Venendo dall’altra parte del globo, prima della competizione hai dovuto gestire anche la preparazione e smaltire il fuso. Raccontaci come ti sei organizzato.

“Per smaltire il fuso e adeguarmi all’alimentazione, sono partito una settimana prima della maratona, perché è molto importante arrivare al grande giorno in perfette condizioni mentali e fisiche”.

Il Central Park(traguardo) cosa ha significato in quel momento?

“Per me ha rappresentato la realizzazione di un sogno, dopo aver pianto dalla sofferenza a causa dei crampi che mi hanno tormentato negli ultimi dieci chilometri, uno dei traguardi della vita. Tagliare il traguardo di uno degli eventi sportivi più importanti al mondo, insieme alle Olimpiadi, ai Mondiali di Calcio, al Superbowl è qualcosa di cui andarne fieri. Non sei un maratoneta se non hai fatto almeno una volta la maratona di New York”.
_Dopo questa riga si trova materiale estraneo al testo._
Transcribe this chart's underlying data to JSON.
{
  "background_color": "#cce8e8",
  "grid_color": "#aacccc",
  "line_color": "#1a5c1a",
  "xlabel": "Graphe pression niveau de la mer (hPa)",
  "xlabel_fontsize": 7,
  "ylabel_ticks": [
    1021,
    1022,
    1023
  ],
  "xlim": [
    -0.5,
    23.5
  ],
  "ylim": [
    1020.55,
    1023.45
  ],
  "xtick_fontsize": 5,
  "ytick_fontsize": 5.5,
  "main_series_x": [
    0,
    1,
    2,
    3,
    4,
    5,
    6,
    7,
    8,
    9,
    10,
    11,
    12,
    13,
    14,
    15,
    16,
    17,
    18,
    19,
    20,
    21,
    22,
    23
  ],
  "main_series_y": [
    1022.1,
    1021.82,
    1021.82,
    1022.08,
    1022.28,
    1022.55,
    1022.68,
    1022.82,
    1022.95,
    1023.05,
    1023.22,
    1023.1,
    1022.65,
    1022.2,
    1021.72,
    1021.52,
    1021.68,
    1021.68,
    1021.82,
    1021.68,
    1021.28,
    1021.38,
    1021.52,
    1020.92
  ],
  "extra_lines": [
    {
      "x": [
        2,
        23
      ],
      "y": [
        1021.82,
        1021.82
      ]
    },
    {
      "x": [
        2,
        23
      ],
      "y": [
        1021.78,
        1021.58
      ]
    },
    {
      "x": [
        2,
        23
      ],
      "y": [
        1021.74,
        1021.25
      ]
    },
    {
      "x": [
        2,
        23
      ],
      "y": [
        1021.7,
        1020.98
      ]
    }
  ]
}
Come hai concluso la gara e con quale prestazione cronometrica? Sei soddisfatto?

“Ho chiuso la gara in 4h e 23m. Il mio obiettivo era chiuderla poco sopra le 4 ore, ma considerando le condizioni avverse che ci sono state, caldo eccezionale e come già detto i crampi negli ultimi dieci chilometri, sono molto soddisfatto”.

Dopo quest’esperienza positiva, cosa ti riserva il futuro sportivo? Ci riproverai o hai in serbo qualche altra sfida?

“Dopo questa esperienza, la prima cosa che mi verrebbe da dire è rifarla l’anno prossimo, ma la maratona è un grande impegno che sottrae tempo alla vita quotidiana.  A parte questo, continuerò a partecipare a competizioni italiane, ma ho in serbo di fare un’altra mezza maratona all’estero, forse quella di Lisbona”.